In custody modification litigation, this case supports the proposition that a child’s testimony about being grabbed by the throat, shoved, or struck in the head can carry substantial weight even if photographs do not capture every alleged injury and even if another adult did not see the critical moment. The visible aftermath, the child’s contemporaneous outcry, and the accused parent’s own partial admissions may be enough to persuade a court that the conduct was abusive rather than disciplinary.

In protective-order practice, English is a useful analog for arguing that a trial court may credit direct testimony describing assaultive conduct against a child notwithstanding attempts to minimize the event as parenting. Where the conduct includes neck restraint, forced impact against an object, or head strikes, practitioners should frame the facts as escalation, loss of control, and bodily injury—not simply “harsh discipline.”

In divorce and SAPCR cases involving temporary orders, the opinion underscores the importance of building a record around the context of the event. Here, the surrounding facts mattered: the instruction that the boys “fight,” the belt use, the alleged choking, the headbutt, the visible goose egg, and testimony that alcohol contributed to the parent’s volatility. In family court, those same facts can drive requests for supervised possession, drug or alcohol conditions, injunctions, exclusive use of the residence, and restrictions on third-party access.

For the parent defending such allegations, English is a warning that merely asserting accidental contact or reasonable discipline will rarely suffice without disciplined evidentiary development.

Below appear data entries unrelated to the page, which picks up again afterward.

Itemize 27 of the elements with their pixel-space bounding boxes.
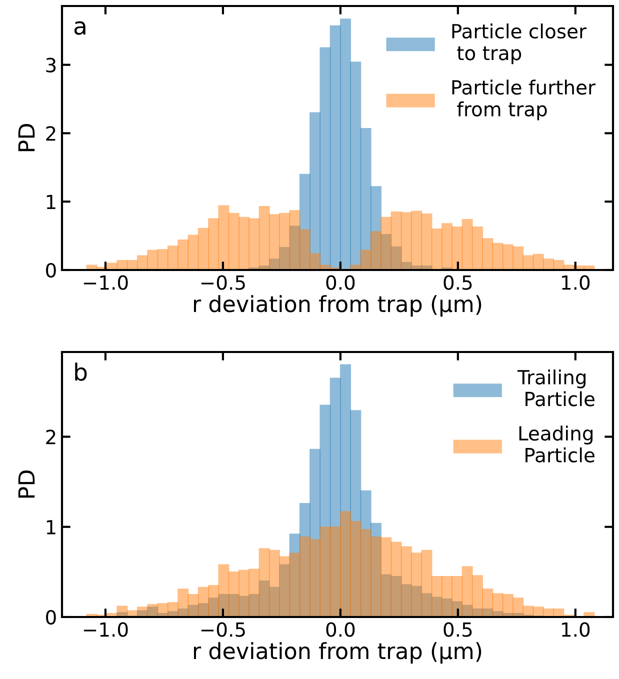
legend-label: Leading Particle	[519, 426, 594, 462]
y-axis-title: PD	[18, 124, 35, 152]
legend-label: Particle closer to trap	[452, 24, 587, 64]
x-tick-label: 0.5	[444, 275, 472, 290]
x-tick-label: 1.0	[562, 622, 590, 637]
annotation: b	[75, 362, 87, 381]
x-tick-label: 1.0	[562, 275, 590, 290]
x-tick-label: 0.0	[326, 622, 355, 637]
annotation: a	[74, 21, 86, 35]
legend-label: Particle further from trap	[452, 80, 596, 120]
y-tick-label: 0	[46, 610, 56, 625]
y-tick-label: 3	[46, 58, 56, 72]
y-tick-label: 2	[46, 126, 56, 141]
legend-label: Trailing Particle	[517, 370, 594, 406]
y-tick-label: 0	[46, 262, 56, 278]
x-tick-label: 0.0	[326, 275, 355, 290]
x-tick-label: −1.0	[84, 275, 128, 290]
x-tick-label: 0.5	[444, 622, 472, 637]
x-tick-label: −1.0	[84, 622, 128, 637]
x-axis-title: r deviation from trap (µm)	[194, 295, 482, 317]
y-tick-label: 1	[46, 520, 56, 534]
y-tick-label: 1	[46, 194, 56, 209]
x-tick-label: −0.5	[201, 622, 245, 637]
x-tick-label: −0.5	[201, 275, 245, 290]
x-axis-title: r deviation from trap (µm)	[194, 642, 482, 664]
y-axis-title: PD	[18, 470, 35, 498]
y-tick-label: 2	[46, 430, 56, 444]
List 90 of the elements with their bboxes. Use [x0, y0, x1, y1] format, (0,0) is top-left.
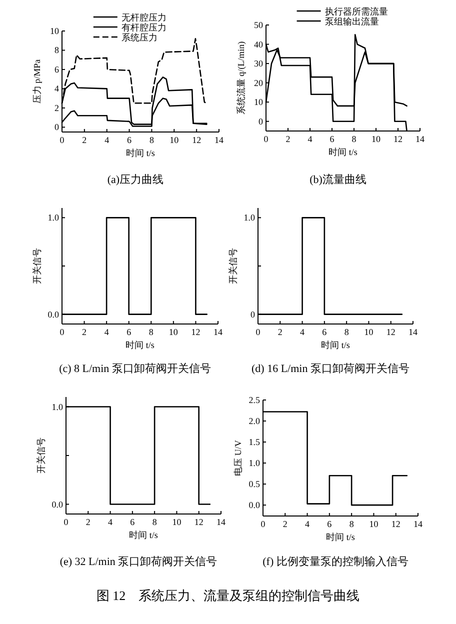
y-axis-title: 电压 U/V: [233, 440, 243, 476]
x-tick-label: 12: [386, 327, 396, 337]
x-axis-title: 时间 t/s: [126, 340, 155, 350]
x-tick-label: 2: [82, 327, 87, 337]
x-tick-label: 8: [152, 517, 158, 527]
x-axis-title: 时间 t/s: [126, 148, 156, 158]
y-tick-label: 20: [254, 78, 264, 88]
x-tick-label: 4: [308, 134, 313, 144]
y-tick-label: 0: [250, 309, 256, 320]
y-tick-label: 0: [54, 122, 60, 132]
x-tick-label: 10: [364, 327, 374, 337]
x-tick-label: 12: [394, 134, 402, 144]
y-tick-label: 0.0: [248, 500, 260, 510]
x-tick-label: 8: [148, 327, 154, 337]
y-tick-label: 0.5: [248, 479, 260, 490]
legend-label: 无杆腔压力: [121, 12, 166, 22]
y-tick-label: 4: [54, 84, 60, 94]
x-tick-label: 14: [414, 519, 423, 529]
x-tick-label: 10: [168, 327, 178, 337]
x-tick-label: 14: [214, 135, 224, 145]
x-tick-label: 6: [126, 327, 132, 337]
x-tick-label: 10: [369, 519, 379, 529]
y-tick-label: 1.0: [244, 212, 256, 223]
legend-label: 泵组输出流量: [324, 16, 379, 26]
x-tick-label: 4: [305, 519, 310, 529]
x-tick-label: 6: [127, 135, 132, 145]
x-tick-label: 4: [300, 327, 306, 337]
y-tick-label: 6: [54, 64, 60, 74]
x-tick-label: 6: [130, 517, 136, 527]
y-tick-label: 1.0: [48, 212, 60, 223]
x-tick-label: 8: [149, 135, 154, 145]
text: (a)压力曲线: [107, 173, 164, 186]
y-tick-label: 50: [254, 20, 264, 30]
text: (e) 32 L/min 泵口卸荷阀开关信号: [60, 555, 218, 568]
y-tick-label: 10: [50, 26, 60, 36]
x-tick-label: 14: [216, 517, 226, 527]
x-tick-label: 14: [214, 327, 223, 337]
x-axis-title: 时间 t/s: [326, 532, 356, 542]
y-tick-label: 10: [254, 97, 264, 108]
x-tick-label: 14: [408, 327, 418, 337]
y-tick-label: 2.0: [248, 416, 260, 426]
x-tick-label: 10: [170, 135, 180, 145]
x-tick-label: 6: [330, 134, 335, 144]
y-tick-label: 2.5: [248, 395, 260, 405]
x-tick-label: 12: [194, 517, 204, 527]
text: (b)流量曲线: [310, 173, 366, 186]
y-axis-title: 开关信号: [228, 248, 238, 284]
y-tick-label: 2: [54, 102, 59, 113]
x-tick-label: 10: [372, 134, 381, 144]
x-tick-label: 6: [322, 327, 328, 337]
x-tick-label: 2: [286, 134, 290, 144]
x-tick-label: 12: [191, 327, 200, 337]
text: (f) 比例变量泵的控制输入信号: [262, 555, 408, 568]
x-tick-label: 4: [104, 135, 110, 145]
x-tick-label: 8: [352, 134, 357, 144]
y-tick-label: 0: [258, 116, 264, 126]
legend-label: 有杆腔压力: [121, 22, 166, 32]
x-tick-label: 2: [282, 519, 288, 529]
x-tick-label: 8: [349, 519, 354, 529]
y-axis-title: 开关信号: [32, 248, 42, 284]
x-tick-label: 12: [391, 519, 400, 529]
legend-label: 系统压力: [121, 32, 158, 42]
x-axis-title: 时间 t/s: [129, 530, 158, 540]
y-axis-title: 系统流量 q/(L/min): [236, 41, 246, 115]
y-tick-label: 30: [254, 58, 264, 69]
y-tick-label: 1.0: [248, 458, 260, 468]
y-tick-label: 1.5: [248, 437, 260, 448]
legend-label: 执行器所需流量: [324, 6, 388, 16]
x-tick-label: 6: [327, 519, 332, 529]
y-tick-label: 1.0: [52, 402, 64, 412]
x-tick-label: 12: [192, 135, 202, 145]
y-tick-label: 40: [254, 39, 264, 50]
y-axis-title: 开关信号: [36, 438, 46, 474]
text: (d) 16 L/min 泵口卸荷阀开关信号: [252, 362, 410, 375]
y-tick-label: 0.0: [48, 309, 60, 320]
x-tick-label: 4: [104, 327, 110, 337]
x-tick-label: 10: [172, 517, 182, 527]
x-tick-label: 14: [416, 134, 425, 144]
y-tick-label: 8: [54, 45, 60, 56]
caption: 图 12 系统压力、流量及泵组的控制信号曲线: [96, 588, 360, 603]
y-axis-title: 压力 p/MPa: [32, 59, 42, 104]
x-axis-title: 时间 t/s: [328, 147, 358, 157]
x-axis-title: 时间 t/s: [321, 340, 350, 350]
text: (c) 8 L/min 泵口卸荷阀开关信号: [59, 362, 211, 375]
y-tick-label: 0.0: [52, 499, 64, 510]
x-tick-label: 2: [82, 135, 87, 145]
x-tick-label: 2: [278, 327, 282, 337]
x-tick-label: 2: [86, 517, 90, 527]
x-tick-label: 4: [108, 517, 114, 527]
x-tick-label: 8: [344, 327, 350, 337]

If there is a benign explanation, it must be corroborated promptly through consistent witness statements, contemporaneous communications, neutral third-party observations, medical context, and careful handling of photographs and timelines. Once the case becomes a pure credibility contest, the trial court’s call is difficult to upset on appeal.

Checklists

Building the Abuse/Excessive Discipline Record

Defending the Accused Parent

Using the Case in SAPCR and Modification Hearings

Preserving Error and Positioning Appeal

Citation

English v. State, No. 06-25-00127-CR, 2026 WL ___ (Tex. App.—Texarkana June 5, 2026, no pet. h.) (mem. op.).